Some of the issues at stake here are part of an old (socialist) debate about the role and meaning of the state, the public, the private, and the collective, and is one that we do not have time to enter into here. Suffice it to say that we somehow need the state structure and the rule of law to serve us, protect our rights, provide us with free public services, green spaces, functioning roads, and so on, while it is also this very state apparatus, its complicit religious institutions and politics that need to be consistently questioned, criticized, sometimes delegitimized and undone.

For the future (not the already kidnapped future), it would be good to imagine a place, temporality, and position from which we do not have to address these powers to begin with.

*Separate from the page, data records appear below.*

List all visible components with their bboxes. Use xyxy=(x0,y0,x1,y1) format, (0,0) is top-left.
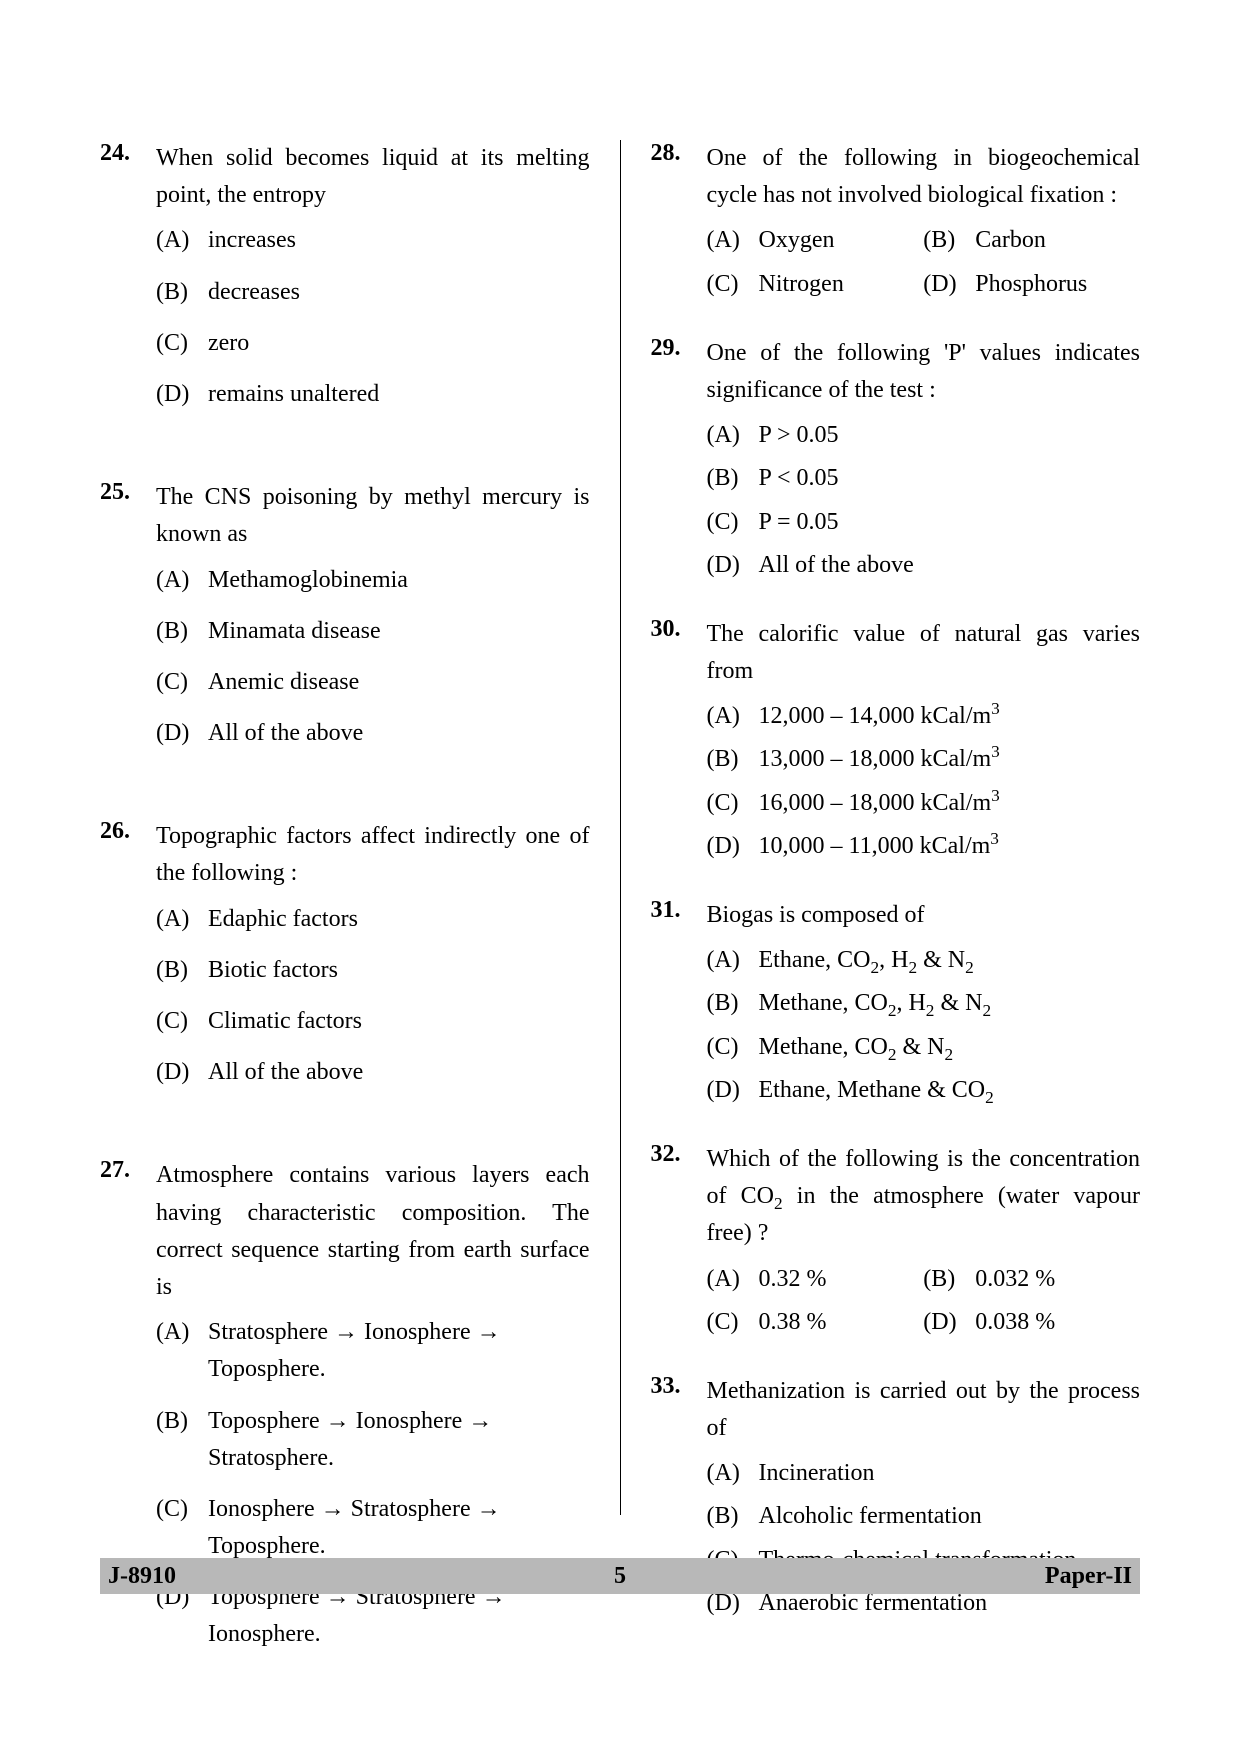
option-c: (C)zero xyxy=(156,325,590,362)
option-b: (B)P < 0.05 xyxy=(707,460,1141,497)
column-left: 24. When solid becomes liquid at its mel… xyxy=(100,140,600,1584)
column-right: 28. One of the following in biogeochemic… xyxy=(641,140,1141,1584)
question-num: 28. xyxy=(651,140,707,309)
option-d: (D)All of the above xyxy=(707,547,1141,584)
exam-page: 24. When solid becomes liquid at its mel… xyxy=(0,0,1240,1584)
option-b: (B)13,000 – 18,000 kCal/m3 xyxy=(707,741,1141,778)
question-29: 29. One of the following 'P' values indi… xyxy=(651,335,1141,590)
option-row: (C)0.38 % (D)0.038 % xyxy=(707,1304,1141,1341)
question-text: One of the following in biogeochemical c… xyxy=(707,140,1141,214)
option-a: (A)Ethane, CO2, H2 & N2 xyxy=(707,942,1141,979)
option-b: (B)Methane, CO2, H2 & N2 xyxy=(707,985,1141,1022)
option-d: (D)All of the above xyxy=(156,1054,590,1091)
options-list: (A)Ethane, CO2, H2 & N2 (B)Methane, CO2,… xyxy=(707,942,1141,1109)
question-text: The calorific value of natural gas varie… xyxy=(707,616,1141,690)
option-d: (D)remains unaltered xyxy=(156,376,590,413)
option-row: (A)Oxygen (B)Carbon xyxy=(707,222,1141,259)
option-a: (A)0.32 % xyxy=(707,1261,924,1298)
option-c: (C)Climatic factors xyxy=(156,1003,590,1040)
option-c: (C)Ionosphere → Stratosphere → Topospher… xyxy=(156,1491,590,1565)
option-c: (C)Methane, CO2 & N2 xyxy=(707,1029,1141,1066)
option-b: (B)Carbon xyxy=(923,222,1140,259)
question-text: Biogas is composed of xyxy=(707,897,1141,934)
options-list: (A)0.32 % (B)0.032 % (C)0.38 % (D)0.038 … xyxy=(707,1261,1141,1341)
option-d: (D)Ethane, Methane & CO2 xyxy=(707,1072,1141,1109)
option-d: (D)0.038 % xyxy=(923,1304,1140,1341)
question-num: 29. xyxy=(651,335,707,590)
question-26: 26. Topographic factors affect indirectl… xyxy=(100,818,590,1105)
option-d: (D)10,000 – 11,000 kCal/m3 xyxy=(707,828,1141,865)
question-num: 31. xyxy=(651,897,707,1115)
option-c: (C)Nitrogen xyxy=(707,266,924,303)
footer-page-number: 5 xyxy=(100,1563,1140,1590)
option-b: (B)Biotic factors xyxy=(156,952,590,989)
option-row: (A)0.32 % (B)0.032 % xyxy=(707,1261,1141,1298)
question-text: Methanization is carried out by the proc… xyxy=(707,1373,1141,1447)
options-list: (A)Edaphic factors (B)Biotic factors (C)… xyxy=(156,901,590,1092)
option-c: (C)Anemic disease xyxy=(156,664,590,701)
option-b: (B)decreases xyxy=(156,274,590,311)
option-d: (D)Phosphorus xyxy=(923,266,1140,303)
option-a: (A)Methamoglobinemia xyxy=(156,562,590,599)
options-list: (A)Stratosphere → Ionosphere → Topospher… xyxy=(156,1314,590,1654)
question-text: Atmosphere contains various layers each … xyxy=(156,1157,590,1306)
question-32: 32. Which of the following is the concen… xyxy=(651,1141,1141,1347)
question-text: One of the following 'P' values indicate… xyxy=(707,335,1141,409)
options-list: (A)increases (B)decreases (C)zero (D)rem… xyxy=(156,222,590,413)
question-30: 30. The calorific value of natural gas v… xyxy=(651,616,1141,871)
question-text: When solid becomes liquid at its melting… xyxy=(156,140,590,214)
question-num: 24. xyxy=(100,140,156,427)
option-c: (C)0.38 % xyxy=(707,1304,924,1341)
page-footer: J-8910 5 Paper-II xyxy=(100,1558,1140,1594)
options-list: (A)Methamoglobinemia (B)Minamata disease… xyxy=(156,562,590,753)
question-text: Which of the following is the concentrat… xyxy=(707,1141,1141,1253)
option-d: (D)All of the above xyxy=(156,715,590,752)
option-a: (A)increases xyxy=(156,222,590,259)
option-a: (A)Incineration xyxy=(707,1455,1141,1492)
options-list: (A)Incineration (B)Alcoholic fermentatio… xyxy=(707,1455,1141,1622)
option-a: (A)Edaphic factors xyxy=(156,901,590,938)
option-a: (A)P > 0.05 xyxy=(707,417,1141,454)
question-num: 26. xyxy=(100,818,156,1105)
option-b: (B)Alcoholic fermentation xyxy=(707,1498,1141,1535)
question-text: Topographic factors affect indirectly on… xyxy=(156,818,590,892)
two-column-layout: 24. When solid becomes liquid at its mel… xyxy=(100,140,1140,1584)
options-list: (A)12,000 – 14,000 kCal/m3 (B)13,000 – 1… xyxy=(707,698,1141,865)
question-num: 25. xyxy=(100,479,156,766)
question-25: 25. The CNS poisoning by methyl mercury … xyxy=(100,479,590,766)
question-num: 32. xyxy=(651,1141,707,1347)
option-c: (C)16,000 – 18,000 kCal/m3 xyxy=(707,785,1141,822)
column-divider xyxy=(620,140,621,1515)
option-a: (A)12,000 – 14,000 kCal/m3 xyxy=(707,698,1141,735)
option-b: (B)Minamata disease xyxy=(156,613,590,650)
option-b: (B)Toposphere → Ionosphere → Stratospher… xyxy=(156,1403,590,1477)
question-num: 30. xyxy=(651,616,707,871)
option-a: (A)Oxygen xyxy=(707,222,924,259)
option-a: (A)Stratosphere → Ionosphere → Topospher… xyxy=(156,1314,590,1388)
question-28: 28. One of the following in biogeochemic… xyxy=(651,140,1141,309)
option-row: (C)Nitrogen (D)Phosphorus xyxy=(707,266,1141,303)
options-list: (A)Oxygen (B)Carbon (C)Nitrogen (D)Phosp… xyxy=(707,222,1141,302)
option-c: (C)P = 0.05 xyxy=(707,504,1141,541)
options-list: (A)P > 0.05 (B)P < 0.05 (C)P = 0.05 (D)A… xyxy=(707,417,1141,584)
question-31: 31. Biogas is composed of (A)Ethane, CO2… xyxy=(651,897,1141,1115)
question-24: 24. When solid becomes liquid at its mel… xyxy=(100,140,590,427)
question-text: The CNS poisoning by methyl mercury is k… xyxy=(156,479,590,553)
option-b: (B)0.032 % xyxy=(923,1261,1140,1298)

This does not mean only protests, virtual solidarity or requests for legitimacy addressed to the state, but also attempts to conceptualize what this state is really about, suggesting alternative forms of collectivity and finally raising questions about what is the commons.

In a sardonic twist of fate, when Lebanese PM Najib Mikati responds to President Suleiman’s support for the introduction of civil marriage by claiming that these decisions on civil marriage and civil law should not be decided “top down,” he is committing a gross contradiction in, and an abuse of, terms. Parliamentarians and ministers are now the underdogs? This is news. I think those of us who actually are the underdog would like to hold on to that speaking position. I do not expect cooperation. I simply say, “I would prefer not to” be governed this way.



[1] Article 10 of decree RL 60 issued in 1936.